ARISTOPHANES, the most famous comic dramatist of ancient Greece,
was born an Athenian citizen in about 445 B.C. Forty-four plays
have been attributed to Aristophanes; eleven of these have
survived. His plays are the only extant representatives of Greek
Old Comedy, a dramatic form whose conventions made it inevitable
that the author would comment on the political and social issues of
fifth-century Athens. This Aristophanes did so well that Plato,
asked by the tyrant of Syracuse for an analysis of Athenians, sent
a copy of Aristophanes' plays in reply.
His earliest play, the Banqueters, won the second prize in 427 B.C.

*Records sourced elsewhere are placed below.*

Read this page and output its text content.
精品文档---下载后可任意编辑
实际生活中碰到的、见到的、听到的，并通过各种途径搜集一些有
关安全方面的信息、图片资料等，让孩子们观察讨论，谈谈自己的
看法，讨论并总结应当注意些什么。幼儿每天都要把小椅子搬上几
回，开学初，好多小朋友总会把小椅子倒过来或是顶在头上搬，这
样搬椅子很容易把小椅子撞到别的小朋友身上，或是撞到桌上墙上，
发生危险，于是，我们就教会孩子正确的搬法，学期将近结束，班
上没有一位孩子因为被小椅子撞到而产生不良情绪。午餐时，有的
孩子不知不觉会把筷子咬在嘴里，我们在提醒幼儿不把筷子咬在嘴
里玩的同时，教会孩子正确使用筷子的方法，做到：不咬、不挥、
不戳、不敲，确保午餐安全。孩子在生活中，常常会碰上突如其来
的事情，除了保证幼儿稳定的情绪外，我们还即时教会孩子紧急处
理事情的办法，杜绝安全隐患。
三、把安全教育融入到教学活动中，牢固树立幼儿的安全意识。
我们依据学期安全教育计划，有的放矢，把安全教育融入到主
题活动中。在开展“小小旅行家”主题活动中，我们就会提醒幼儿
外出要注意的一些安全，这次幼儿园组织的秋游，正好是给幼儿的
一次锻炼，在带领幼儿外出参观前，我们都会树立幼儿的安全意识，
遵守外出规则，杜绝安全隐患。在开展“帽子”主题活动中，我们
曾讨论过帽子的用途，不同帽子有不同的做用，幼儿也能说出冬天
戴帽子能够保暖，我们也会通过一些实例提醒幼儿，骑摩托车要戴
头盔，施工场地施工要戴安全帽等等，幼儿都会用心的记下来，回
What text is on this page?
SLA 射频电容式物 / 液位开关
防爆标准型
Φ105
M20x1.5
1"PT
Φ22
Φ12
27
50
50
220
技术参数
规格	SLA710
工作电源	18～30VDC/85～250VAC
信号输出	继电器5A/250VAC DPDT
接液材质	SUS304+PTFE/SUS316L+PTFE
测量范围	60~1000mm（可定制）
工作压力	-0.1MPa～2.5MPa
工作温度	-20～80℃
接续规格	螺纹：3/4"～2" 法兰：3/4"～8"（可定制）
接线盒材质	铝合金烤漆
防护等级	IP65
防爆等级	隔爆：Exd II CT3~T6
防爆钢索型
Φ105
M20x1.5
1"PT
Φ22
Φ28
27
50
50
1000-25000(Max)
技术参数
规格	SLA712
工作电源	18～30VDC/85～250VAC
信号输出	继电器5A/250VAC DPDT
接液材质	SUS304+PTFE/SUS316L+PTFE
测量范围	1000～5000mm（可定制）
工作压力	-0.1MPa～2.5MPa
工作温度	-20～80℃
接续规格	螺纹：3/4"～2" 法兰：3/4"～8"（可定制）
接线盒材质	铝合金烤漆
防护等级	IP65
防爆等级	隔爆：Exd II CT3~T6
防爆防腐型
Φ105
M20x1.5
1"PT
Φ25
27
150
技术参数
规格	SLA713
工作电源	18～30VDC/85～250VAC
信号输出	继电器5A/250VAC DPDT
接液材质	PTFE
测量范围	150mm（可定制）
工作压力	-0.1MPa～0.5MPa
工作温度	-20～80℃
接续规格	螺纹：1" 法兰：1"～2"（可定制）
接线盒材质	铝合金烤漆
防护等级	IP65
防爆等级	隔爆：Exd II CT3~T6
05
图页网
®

when the dramatist must have been less than eighteen years old,
since, as he notes in the Clouds (423), he was too young to produce
it in his own name. Another early play, the Babylonians, criticized
the demagogue Cleon, who responded by subjecting Aristophanes to
legal persecution, and as the author charges in the Acharnians,
Cleon had "slanged, and lied, and slandered and betongued me . . .
till I well nigh was done to death." Nevertheless, in the Knights
(424), he renewed his attack on the popular Athenian leader and won
first prize in that year's contest. Plutus (388) was the last of
the author's plays to be produced in his lifetime.